Chouk et Bobby s’en tiennent à la version de « l’automutilation », en dépit de la vidéosurveillance et des quatre témoins. Tous marqués « par le sang qui s’écoulait sans s’arrêter », « des giclées » difficiles à juguler.

« Le grand a sorti un cutter ou un couteau de sa chaussette »

 Ces témoins sont unanimes. Synthèse : « Le grand a sorti un cutter ou un couteau de sa chaussette. Il lui a mis un coup avec l’objet tranchant. » Qui, pas plus que la dope, n’a été saisi sur Alex. Tandis que les amis cherchaient à stopper l’hémorragie, Bobby et Chouk se faisaient la belle. Le second a été arrêté cinq mois après l’infraction, et a inventé plusieurs versions pour « protéger [son] ami ». Il jure de livrer « cette fois, la très bonne version ». La juge : « Vous saviez qu’un homme avait été accusé à tort ? » « Je voulais protéger Jean-Prince », redit Florian. Identifié le 4 octobre, le comparse est interpellé deux mois plus tard. « Vous réalisez qu’il a perdu deux litres de sang et l’usage de ses doigts ? Que sa blessure aurait pu être fatale ? » Pas de réponse.

Le procureur Éric de Valroger fustige « le feuilleton, les fables » servis par Florian « qui parle pour ne rien dire, avec ses “allez savoir» qu’il adore », « constant dans ses errements », et par Jean-Prince, « un sacré menteur ». Déjà condamné pour violence, proxénétisme, il est l’objet d’une obligation de quitter le territoire (OQTF). À son encontre, il requiert trois ans ferme, le maintien en détention, l’interdiction de revenir en France jusqu’en 2033. Et quinze mois contre Florian qui en a purgé sept en cellule. Il suggère une détention sous surveillance électronique (DDSE) pour le reliquat des neuf mois.

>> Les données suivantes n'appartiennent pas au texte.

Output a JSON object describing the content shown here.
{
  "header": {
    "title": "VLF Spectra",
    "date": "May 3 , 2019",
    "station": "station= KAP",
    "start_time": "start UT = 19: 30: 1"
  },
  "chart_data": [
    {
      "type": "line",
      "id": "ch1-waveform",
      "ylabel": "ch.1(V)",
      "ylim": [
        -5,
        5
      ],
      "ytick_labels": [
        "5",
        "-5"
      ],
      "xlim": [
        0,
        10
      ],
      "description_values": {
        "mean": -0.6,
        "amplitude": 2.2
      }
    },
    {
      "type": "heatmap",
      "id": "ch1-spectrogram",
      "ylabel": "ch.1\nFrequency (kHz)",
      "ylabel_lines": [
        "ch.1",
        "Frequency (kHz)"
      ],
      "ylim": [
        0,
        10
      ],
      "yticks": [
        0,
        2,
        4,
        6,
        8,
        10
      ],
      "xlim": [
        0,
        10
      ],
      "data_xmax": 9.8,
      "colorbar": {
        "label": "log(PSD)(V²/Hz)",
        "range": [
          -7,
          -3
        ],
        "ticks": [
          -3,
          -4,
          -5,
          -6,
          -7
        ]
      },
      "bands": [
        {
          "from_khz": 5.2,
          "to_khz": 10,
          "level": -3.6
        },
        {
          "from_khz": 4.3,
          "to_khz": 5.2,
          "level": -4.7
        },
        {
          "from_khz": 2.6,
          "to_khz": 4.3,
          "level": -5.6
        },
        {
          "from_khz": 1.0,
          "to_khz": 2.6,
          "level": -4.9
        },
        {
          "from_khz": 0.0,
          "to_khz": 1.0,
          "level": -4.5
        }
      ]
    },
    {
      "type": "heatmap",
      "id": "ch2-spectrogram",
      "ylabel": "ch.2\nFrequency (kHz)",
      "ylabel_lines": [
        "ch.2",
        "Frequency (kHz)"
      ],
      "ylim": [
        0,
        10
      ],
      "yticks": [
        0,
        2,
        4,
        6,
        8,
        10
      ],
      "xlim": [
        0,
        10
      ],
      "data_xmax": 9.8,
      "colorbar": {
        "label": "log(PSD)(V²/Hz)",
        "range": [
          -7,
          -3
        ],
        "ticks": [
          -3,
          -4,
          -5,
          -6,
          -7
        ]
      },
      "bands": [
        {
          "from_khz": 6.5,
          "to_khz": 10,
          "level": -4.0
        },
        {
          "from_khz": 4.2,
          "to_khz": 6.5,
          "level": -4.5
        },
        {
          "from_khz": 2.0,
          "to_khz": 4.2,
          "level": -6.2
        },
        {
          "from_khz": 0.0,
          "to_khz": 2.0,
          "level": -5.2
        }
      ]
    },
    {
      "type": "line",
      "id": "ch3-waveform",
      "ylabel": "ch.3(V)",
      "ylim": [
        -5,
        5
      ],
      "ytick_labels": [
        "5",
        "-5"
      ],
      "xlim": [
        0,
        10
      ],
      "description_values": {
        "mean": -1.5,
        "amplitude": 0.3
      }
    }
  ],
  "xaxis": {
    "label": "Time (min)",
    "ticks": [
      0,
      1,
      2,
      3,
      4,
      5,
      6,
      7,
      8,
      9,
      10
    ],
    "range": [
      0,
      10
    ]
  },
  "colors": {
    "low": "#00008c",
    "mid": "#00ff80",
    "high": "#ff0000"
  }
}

En défense, Me Audrey Zagory souligne qu’Alex « n’accuse pas Florian de l’avoir mutilé. “On s’est juste chamaillés”, l’a-t-il exonéré ». Elle voudrait que soit faite « la part des choses ». Pour Jean-Prince-Bobby, Me Clothilde Brémond estime « manquer de certitude sur l’origine de la blessure », elle espère une requalification en violence involontaire.

Convaincu par le dossier, le tribunal suit les réquisitions, à ceci près : Jean-Prince est interdit de territoire durant trois ans, Florian échappe à la DDSE au profit d’un sursis. Le préjudice d’Alex sera déterminé dans un an.